Computer Simulation Study for Functional Group Effect on Methane Adsorption in Porous Silica Glass

In this paper, adsorption of methane on porous silica glass was investigated to see whether functional groups can affect the adsorption behavior. Adsorption isotherms for pores having widths between 7 and 40 angstrom at 283 and 298 K were investigated using a Monte Carlo simulation (MC) method. The model of porous silica glass proposed in this study was assumed to be a finite-length slit pore which consisted of two parallel walls. The tetrahedral structure of SiO4 was used as atomic structure for the wall surface. Hydroxyl was assumed as the surface functional group which allocated either at pore mouth or random with concentration of 5 and 10%. It was found that the concentration of functional group has less significant effect on the adsorption of methane. The adsorption isotherm decreased a bit with an increase of functional group concentration.

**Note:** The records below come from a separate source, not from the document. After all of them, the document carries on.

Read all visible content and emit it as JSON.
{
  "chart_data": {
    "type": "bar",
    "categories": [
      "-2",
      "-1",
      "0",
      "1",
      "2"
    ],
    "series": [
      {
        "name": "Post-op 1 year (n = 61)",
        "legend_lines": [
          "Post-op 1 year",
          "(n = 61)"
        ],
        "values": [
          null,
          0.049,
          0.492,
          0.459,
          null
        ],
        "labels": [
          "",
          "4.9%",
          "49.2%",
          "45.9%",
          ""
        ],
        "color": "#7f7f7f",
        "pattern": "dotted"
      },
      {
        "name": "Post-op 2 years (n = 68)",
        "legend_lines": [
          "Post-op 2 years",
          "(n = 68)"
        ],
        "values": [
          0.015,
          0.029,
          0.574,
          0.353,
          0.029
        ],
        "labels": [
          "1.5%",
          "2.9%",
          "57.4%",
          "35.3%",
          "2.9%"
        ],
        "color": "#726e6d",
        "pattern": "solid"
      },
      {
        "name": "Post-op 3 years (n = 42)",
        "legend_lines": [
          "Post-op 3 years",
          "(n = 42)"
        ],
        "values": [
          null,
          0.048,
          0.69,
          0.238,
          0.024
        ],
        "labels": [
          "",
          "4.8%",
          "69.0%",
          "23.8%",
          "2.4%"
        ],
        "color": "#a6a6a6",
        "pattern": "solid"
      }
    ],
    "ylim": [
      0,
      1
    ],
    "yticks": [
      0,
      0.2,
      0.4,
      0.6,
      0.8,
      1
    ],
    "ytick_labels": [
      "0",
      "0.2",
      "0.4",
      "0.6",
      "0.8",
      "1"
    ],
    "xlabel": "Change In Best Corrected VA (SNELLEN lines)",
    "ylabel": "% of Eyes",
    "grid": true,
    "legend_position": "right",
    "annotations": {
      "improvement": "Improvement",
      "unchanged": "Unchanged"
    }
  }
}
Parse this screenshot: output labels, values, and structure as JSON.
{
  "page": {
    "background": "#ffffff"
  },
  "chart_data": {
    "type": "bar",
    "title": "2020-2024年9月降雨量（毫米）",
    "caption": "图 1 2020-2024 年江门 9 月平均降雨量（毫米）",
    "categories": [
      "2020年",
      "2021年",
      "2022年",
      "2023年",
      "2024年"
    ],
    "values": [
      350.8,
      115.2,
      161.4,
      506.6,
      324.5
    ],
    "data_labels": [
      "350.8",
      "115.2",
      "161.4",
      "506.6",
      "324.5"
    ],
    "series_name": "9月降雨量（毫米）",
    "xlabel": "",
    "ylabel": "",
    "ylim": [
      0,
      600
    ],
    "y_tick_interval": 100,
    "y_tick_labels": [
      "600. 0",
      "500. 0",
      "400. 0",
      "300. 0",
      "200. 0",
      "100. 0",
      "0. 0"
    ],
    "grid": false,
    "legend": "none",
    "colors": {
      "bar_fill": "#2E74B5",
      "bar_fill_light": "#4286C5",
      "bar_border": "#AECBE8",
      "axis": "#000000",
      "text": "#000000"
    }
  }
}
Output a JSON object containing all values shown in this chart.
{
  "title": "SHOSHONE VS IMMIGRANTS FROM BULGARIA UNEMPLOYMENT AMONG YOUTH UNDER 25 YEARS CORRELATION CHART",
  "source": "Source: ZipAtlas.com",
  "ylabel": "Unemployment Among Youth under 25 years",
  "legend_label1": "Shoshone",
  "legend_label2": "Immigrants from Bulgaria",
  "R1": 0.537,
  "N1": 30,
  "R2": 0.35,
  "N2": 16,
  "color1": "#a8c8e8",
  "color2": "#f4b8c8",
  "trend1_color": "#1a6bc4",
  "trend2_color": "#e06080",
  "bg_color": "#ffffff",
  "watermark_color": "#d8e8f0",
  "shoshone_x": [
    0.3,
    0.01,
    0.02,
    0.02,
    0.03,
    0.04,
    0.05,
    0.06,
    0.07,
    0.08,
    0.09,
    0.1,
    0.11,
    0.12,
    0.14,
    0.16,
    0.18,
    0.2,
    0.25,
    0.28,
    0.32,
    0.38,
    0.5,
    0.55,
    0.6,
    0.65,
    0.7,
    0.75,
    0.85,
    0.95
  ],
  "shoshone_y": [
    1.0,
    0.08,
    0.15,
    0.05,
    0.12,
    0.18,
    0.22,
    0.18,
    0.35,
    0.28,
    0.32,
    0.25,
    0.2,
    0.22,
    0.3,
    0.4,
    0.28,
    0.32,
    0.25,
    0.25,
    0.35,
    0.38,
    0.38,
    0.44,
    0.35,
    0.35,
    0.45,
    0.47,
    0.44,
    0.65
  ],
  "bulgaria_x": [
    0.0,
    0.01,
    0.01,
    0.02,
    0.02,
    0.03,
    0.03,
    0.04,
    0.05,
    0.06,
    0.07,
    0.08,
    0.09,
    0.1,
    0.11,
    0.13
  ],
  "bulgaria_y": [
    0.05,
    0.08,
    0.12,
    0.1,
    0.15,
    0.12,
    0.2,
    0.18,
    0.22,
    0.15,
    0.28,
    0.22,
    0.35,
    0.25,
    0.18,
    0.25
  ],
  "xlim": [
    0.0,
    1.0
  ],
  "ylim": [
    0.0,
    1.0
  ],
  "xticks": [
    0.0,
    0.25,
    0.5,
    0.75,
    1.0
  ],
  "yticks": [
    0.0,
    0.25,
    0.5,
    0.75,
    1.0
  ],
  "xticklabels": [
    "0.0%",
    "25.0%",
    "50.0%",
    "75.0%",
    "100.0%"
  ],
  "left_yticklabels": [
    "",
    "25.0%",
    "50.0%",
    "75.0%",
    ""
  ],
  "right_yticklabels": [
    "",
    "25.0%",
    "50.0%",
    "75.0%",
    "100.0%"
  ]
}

Effects of functional group position on adsorption isotherm were also investigated, the adsorption isotherm obtained for the random topology was greater than that for the pore mouth topology, due to the pore blocking effects. At the same pore width, the adsorption isotherm at 283K was greater than that at 293K, and this was due to that the adsorption of methane on porous silica glass was a physical adsorption. The initial adsorption of methane shifted to the higher pressure by increasing pore width, and the maximum adsorption capacity decreased with an increase of pore size, because of the pore packing effect.